Ashbee’s domestic life took an unfortunate turn as his children became older and Elizabeth grew tired of his fusty conservatism. He disagreed with his wife’s insistence on ‘excessive education’ for his daughters and her pro-suffragism. He disagreed with his son Charles over art and the modernist tendencies of the pre-Raphaelites. Charles was gay and although it is not clear whether he ever shared this fact with his father their relationship deteriorated once he reached adolescence. In arguments with his children his wife inevitably took their side and Ashbee found himself increasingly estranged from his own family. On the anniversary of his silver wedding, he noted in his diary “one of the most unhappy days I ever spent, let me forget it.” In 1891 Elizabeth moved out of the family home in Bedford square taking her two daughters with her. 18 months later, in January 1893, a formal Deed of Separation was drawn up making it clear that there was to be no reconciliation. Ashbee took his revenge after his death, via his will. The St James Gazette reported that “by his will, of the 28th June last, Mr. Henry Spencer Ashbee, of Fowler’s Park, Hawkhurst, and of 119 and 120, London-wall, F.S.A., great traveller, and a book collector and bibliographer, who died on the 29th July last, aged 66 years, leaving personal estate valued at £62,989 15s. 2d., bequeathed to the executors £312 year to allow to each of his daughters 40s. a week on her application for it, if she shall not be then living with a relation whom he named, and if the executors shall satisfied that such daughter, owing to illness, infirmity, or other circumstances, is unable to earn her own livelihood.” The carefully calculated insult of the 40-shilling allowance (no doubt to be handed over as 20 two bob pieces of silver) would only be paid if his daughters were otherwise completely indigent and were not living with their brother Charles. He left his collection of paintings and drawings to the National Gallery and the V&A and his collections of antiquities and curiosities to the British Museum. His curiosities included his books but he stipulated that the Museum could only keep his Cervantes collection if it also took his erotica; his pornography collection joined, indeed probably swamped, the famous private case in the museum library which swelled to over 4000 items after the bequest.          

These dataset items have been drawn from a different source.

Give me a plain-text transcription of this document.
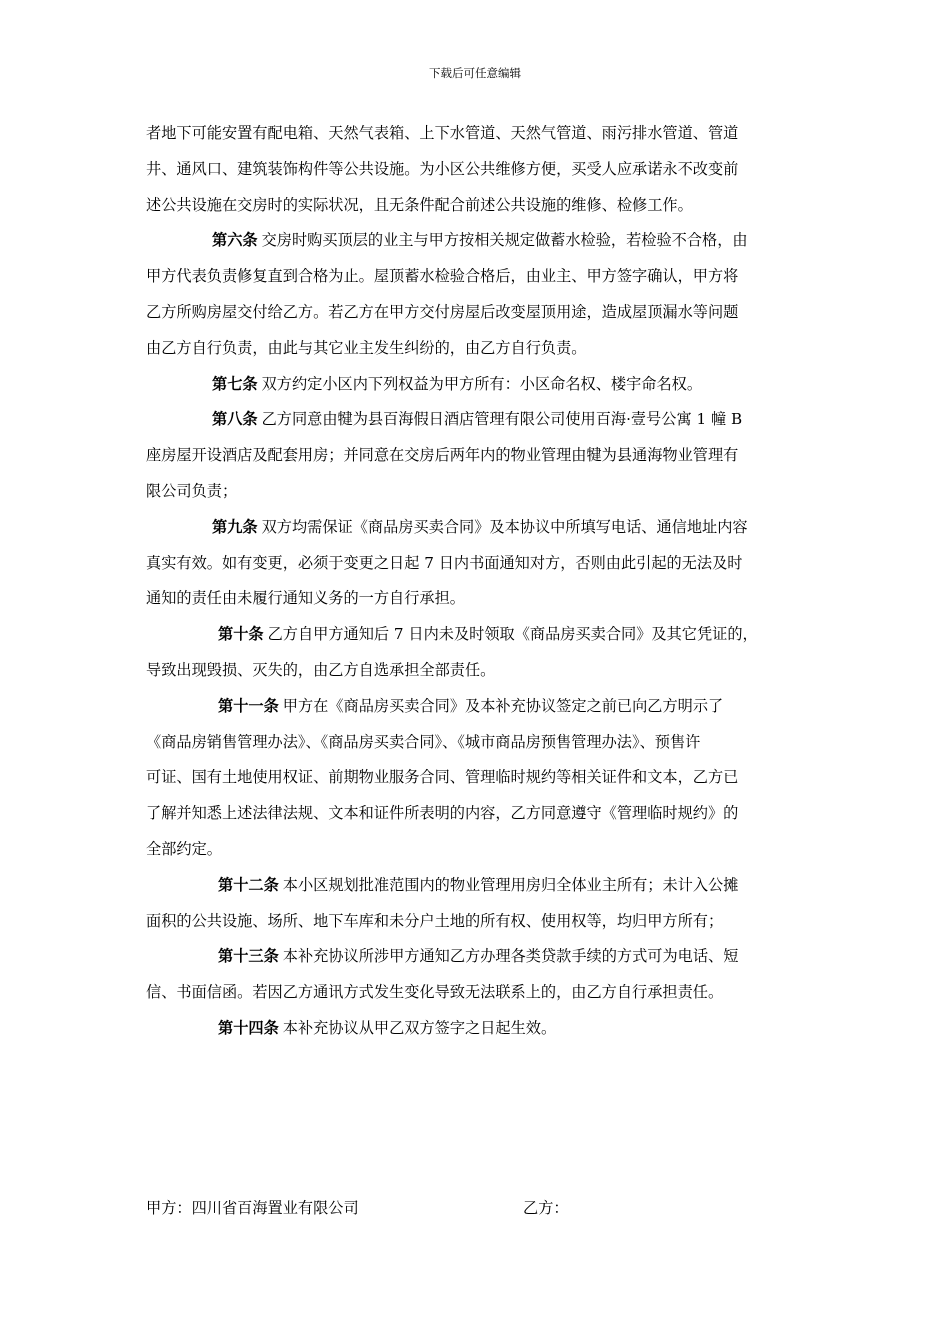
下载后可任意编辑
者地下可能安置有配电箱、天然气表箱、上下水管道、天然气管道、雨污排水管道、管道
井、通风口、建筑装饰构件等公共设施。为小区公共维修方便，买受人应承诺永不改变前
述公共设施在交房时的实际状况，且无条件配合前述公共设施的维修、检修工作。
第六条 交房时购买顶层的业主与甲方按相关规定做蓄水检验，若检验不合格，由
甲方代表负责修复直到合格为止。屋顶蓄水检验合格后，由业主、甲方签字确认，甲方将
乙方所购房屋交付给乙方。若乙方在甲方交付房屋后改变屋顶用途，造成屋顶漏水等问题
由乙方自行负责，由此与其它业主发生纠纷的，由乙方自行负责。
第七条 双方约定小区内下列权益为甲方所有：小区命名权、楼宇命名权。
第八条 乙方同意由犍为县百海假日酒店管理有限公司使用百海·壹号公寓 1 幢 B
座房屋开设酒店及配套用房；并同意在交房后两年内的物业管理由犍为县通海物业管理有
限公司负责；
第九条 双方均需保证《商品房买卖合同》及本协议中所填写电话、通信地址内容
真实有效。如有变更，必须于变更之日起 7 日内书面通知对方，否则由此引起的无法及时
通知的责任由未履行通知义务的一方自行承担。
第十条 乙方自甲方通知后 7 日内未及时领取《商品房买卖合同》及其它凭证的，
导致出现毁损、灭失的，由乙方自选承担全部责任。
第十一条 甲方在《商品房买卖合同》及本补充协议签定之前已向乙方明示了
《商品房销售管理办法》、《商品房买卖合同》、《城市商品房预售管理办法》、预售许
可证、国有土地使用权证、前期物业服务合同、管理临时规约等相关证件和文本，乙方已
了解并知悉上述法律法规、文本和证件所表明的内容，乙方同意遵守《管理临时规约》的
全部约定。
第十二条 本小区规划批准范围内的物业管理用房归全体业主所有；未计入公摊
面积的公共设施、场所、地下车库和未分户土地的所有权、使用权等，均归甲方所有；
第十三条 本补充协议所涉甲方通知乙方办理各类贷款手续的方式可为电话、短
信、书面信函。若因乙方通讯方式发生变化导致无法联系上的，由乙方自行承担责任。
第十四条 本补充协议从甲乙双方签字之日起生效。
甲方：四川省百海置业有限公司	乙方：
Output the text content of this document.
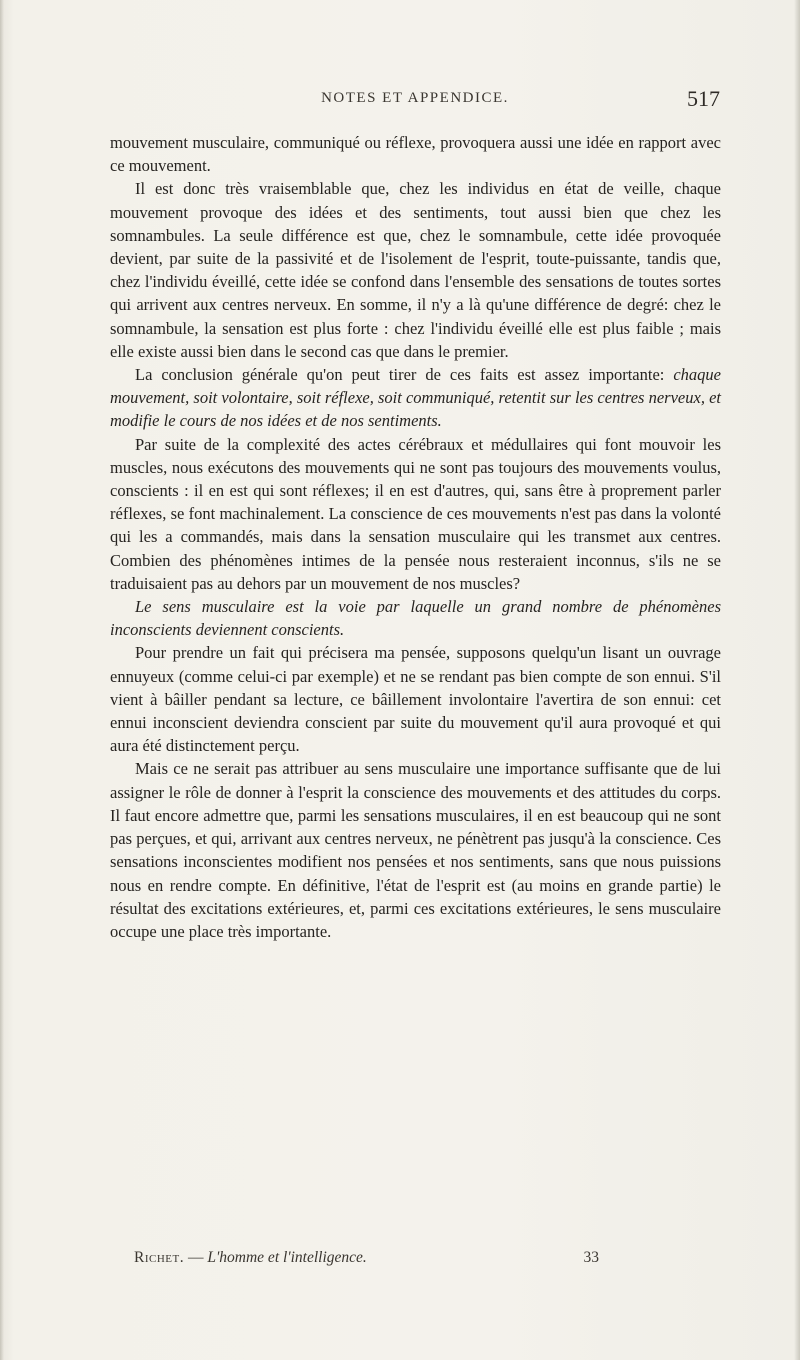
NOTES ET APPENDICE.	517

mouvement musculaire, communiqué ou réflexe, provoquera aussi une idée en rapport avec ce mouvement.

Il est donc très vraisemblable que, chez les individus en état de veille, chaque mouvement provoque des idées et des sentiments, tout aussi bien que chez les somnambules. La seule différence est que, chez le somnambule, cette idée provoquée devient, par suite de la passivité et de l'isolement de l'esprit, toute-puissante, tandis que, chez l'individu éveillé, cette idée se confond dans l'ensemble des sensations de toutes sortes qui arrivent aux centres nerveux. En somme, il n'y a là qu'une différence de degré: chez le somnambule, la sensation est plus forte : chez l'individu éveillé elle est plus faible ; mais elle existe aussi bien dans le second cas que dans le premier.

La conclusion générale qu'on peut tirer de ces faits est assez importante: chaque mouvement, soit volontaire, soit réflexe, soit communiqué, retentit sur les centres nerveux, et modifie le cours de nos idées et de nos sentiments.

Par suite de la complexité des actes cérébraux et médullaires qui font mouvoir les muscles, nous exécutons des mouvements qui ne sont pas toujours des mouvements voulus, conscients : il en est qui sont réflexes; il en est d'autres, qui, sans être à proprement parler réflexes, se font machinalement. La conscience de ces mouvements n'est pas dans la volonté qui les a commandés, mais dans la sensation musculaire qui les transmet aux centres. Combien des phénomènes intimes de la pensée nous resteraient inconnus, s'ils ne se traduisaient pas au dehors par un mouvement de nos muscles?

Le sens musculaire est la voie par laquelle un grand nombre de phénomènes inconscients deviennent conscients.

Pour prendre un fait qui précisera ma pensée, supposons quelqu'un lisant un ouvrage ennuyeux (comme celui-ci par exemple) et ne se rendant pas bien compte de son ennui. S'il vient à bâiller pendant sa lecture, ce bâillement involontaire l'avertira de son ennui: cet ennui inconscient deviendra conscient par suite du mouvement qu'il aura provoqué et qui aura été distinctement perçu.

Mais ce ne serait pas attribuer au sens musculaire une importance suffisante que de lui assigner le rôle de donner à l'esprit la conscience des mouvements et des attitudes du corps. Il faut encore admettre que, parmi les sensations musculaires, il en est beaucoup qui ne sont pas perçues, et qui, arrivant aux centres nerveux, ne pénètrent pas jusqu'à la conscience. Ces sensations inconscientes modifient nos pensées et nos sentiments, sans que nous puissions nous en rendre compte. En définitive, l'état de l'esprit est (au moins en grande partie) le résultat des excitations extérieures, et, parmi ces excitations extérieures, le sens musculaire occupe une place très importante.

Richet. — L'homme et l'intelligence.	33
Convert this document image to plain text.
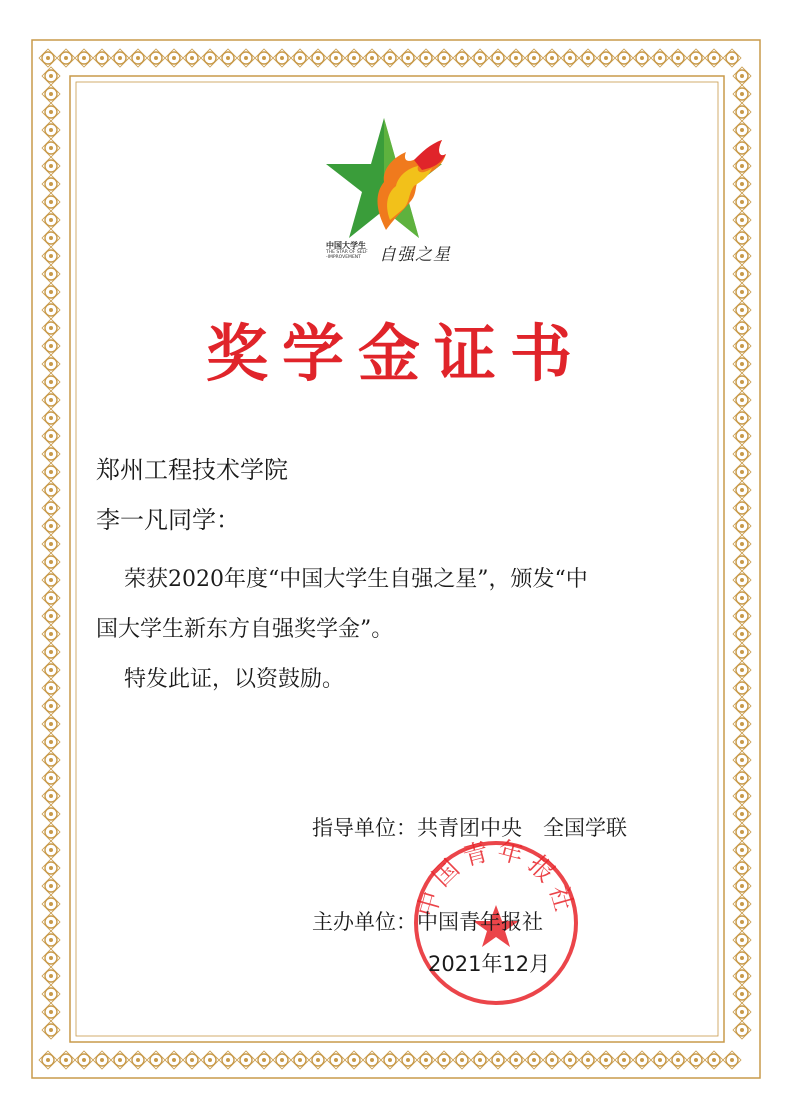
中国大学生
THE STAR OF SELF
-IMPROVEMENT	自强之星
奖学金证书
郑州工程技术学院
李一凡同学：
荣获2020年度“中国大学生自强之星”，颁发“中
国大学生新东方自强奖学金”。
特发此证，以资鼓励。
中国青年报社
指导单位：共青团中央　全国学联
主办单位：中国青年报社
2021年12月
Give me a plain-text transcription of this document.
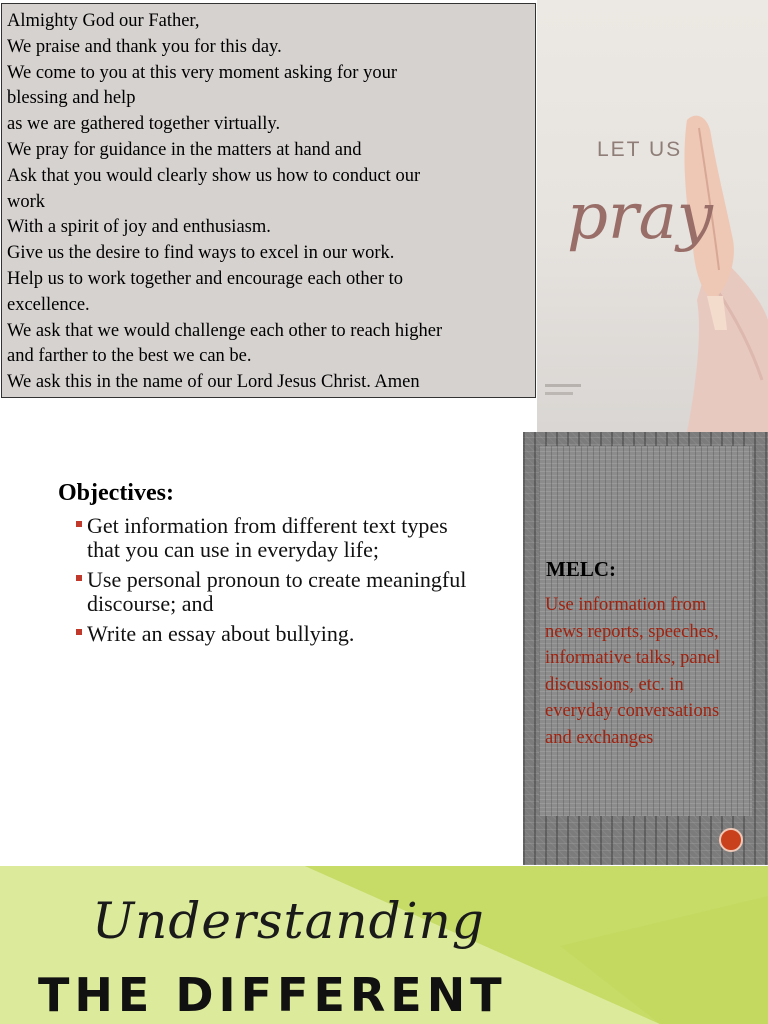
Almighty God our Father,
We praise and thank you for this day.
We come to you at this very moment asking for your
blessing and help
as we are gathered together virtually.
We pray for guidance in the matters at hand and
Ask that you would clearly show us how to conduct our
work
With a spirit of joy and enthusiasm.
Give us the desire to find ways to excel in our work.
Help us to work together and encourage each other to
excellence.
We ask that we would challenge each other to reach higher
and farther to the best we can be.
We ask this in the name of our Lord Jesus Christ. Amen
LET US
pray
Objectives:
Get information from different text types that you can use in everyday life;
Use personal pronoun to create meaningful discourse; and
Write an essay about bullying.
MELC:
Use information from news reports, speeches, informative talks, panel discussions, etc. in everyday conversations and exchanges
Understanding
THE DIFFERENT
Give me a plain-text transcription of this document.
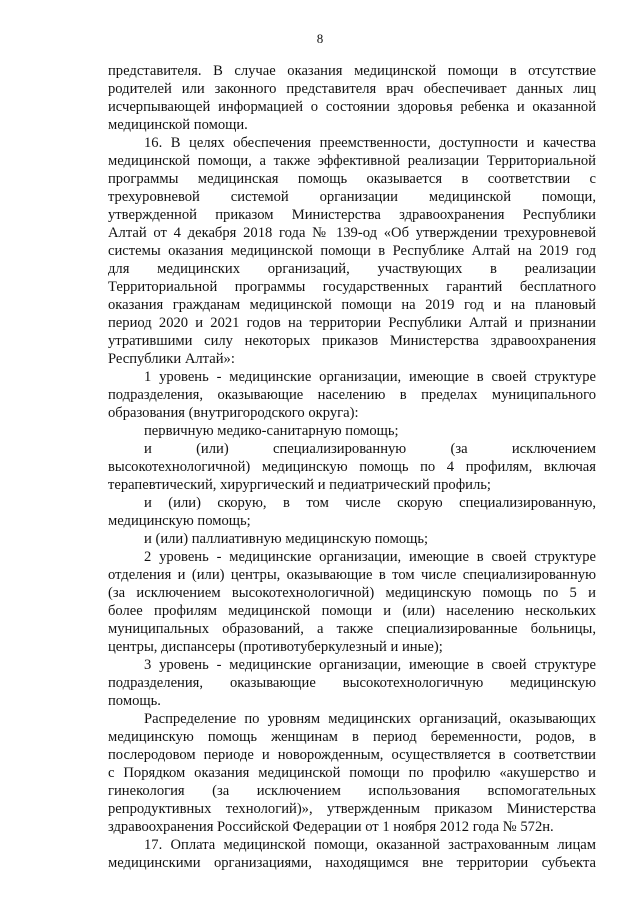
8
представителя. В случае оказания медицинской помощи в отсутствие
родителей или законного представителя врач обеспечивает данных лиц
исчерпывающей информацией о состоянии здоровья ребенка и оказанной
медицинской помощи.
16. В целях обеспечения преемственности, доступности и качества
медицинской помощи, а также эффективной реализации Территориальной
программы медицинская помощь оказывается в соответствии с
трехуровневой системой организации медицинской помощи,
утвержденной приказом Министерства здравоохранения Республики
Алтай от 4 декабря 2018 года № 139-од «Об утверждении трехуровневой
системы оказания медицинской помощи в Республике Алтай на 2019 год
для медицинских организаций, участвующих в реализации
Территориальной программы государственных гарантий бесплатного
оказания гражданам медицинской помощи на 2019 год и на плановый
период 2020 и 2021 годов на территории Республики Алтай и признании
утратившими силу некоторых приказов Министерства здравоохранения
Республики Алтай»:
1 уровень - медицинские организации, имеющие в своей структуре
подразделения, оказывающие населению в пределах муниципального
образования (внутригородского округа):
первичную медико-санитарную помощь;
и (или) специализированную (за исключением
высокотехнологичной) медицинскую помощь по 4 профилям, включая
терапевтический, хирургический и педиатрический профиль;
и (или) скорую, в том числе скорую специализированную,
медицинскую помощь;
и (или) паллиативную медицинскую помощь;
2 уровень - медицинские организации, имеющие в своей структуре
отделения и (или) центры, оказывающие в том числе специализированную
(за исключением высокотехнологичной) медицинскую помощь по 5 и
более профилям медицинской помощи и (или) населению нескольких
муниципальных образований, а также специализированные больницы,
центры, диспансеры (противотуберкулезный и иные);
3 уровень - медицинские организации, имеющие в своей структуре
подразделения, оказывающие высокотехнологичную медицинскую
помощь.
Распределение по уровням медицинских организаций, оказывающих
медицинскую помощь женщинам в период беременности, родов, в
послеродовом периоде и новорожденным, осуществляется в соответствии
с Порядком оказания медицинской помощи по профилю «акушерство и
гинекология (за исключением использования вспомогательных
репродуктивных технологий)», утвержденным приказом Министерства
здравоохранения Российской Федерации от 1 ноября 2012 года № 572н.
17. Оплата медицинской помощи, оказанной застрахованным лицам
медицинскими организациями, находящимся вне территории субъекта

Ashbee's bookplate featuring the visual pun of an Ash tree and a bee


I first came Ashbee in Ronald Pearsall’s 1969 classic work on Victorian sexuality “The Worm in the Bud.” Also of interest if you are remotely fascinated by the world of Victorian smut is Ian Gibson’s 2001 biography of Ashbee “The Erotomaniac”. Gibson’s book benefits from access to Ashbee’s diaries which had been kept in the family and not previously made public and from an acquaintance with Gershon Legman an expert on Ashbee that Gibson met in Provenced in the late 1970’s. Legman was convinced that Ashbee wrote “My Secret Life”, an 11-volume sex memoir ostensibly written by a gentleman called ‘Walter’ and published privately in the late 1880’s. Over 4000 pages and using more than a million words Walter describes in painstaking detail the sexual experiences of his entire life from adolescence to senescence involving hundreds of women and apparent total recall. Some believe the work is a genuine memoir, others that it is a work of erotic fiction. The original edition comprised a print run of just 25 copies of each volume; it was published in its entirely as a reprint in 1966 by the Grove Press in the USA but not until 1995 in the UK. Gibson was convinced of Ashbee’s authorship of the book by Legman and the second half of “The Erotomaniac” is spent presenting the heavily circumstantial case. Gibson believes that if Ashbee is the author then the book is a sexual fantasy from start to finish, as you would expect from a man who spent most of his spare time with his nose in a dirty book.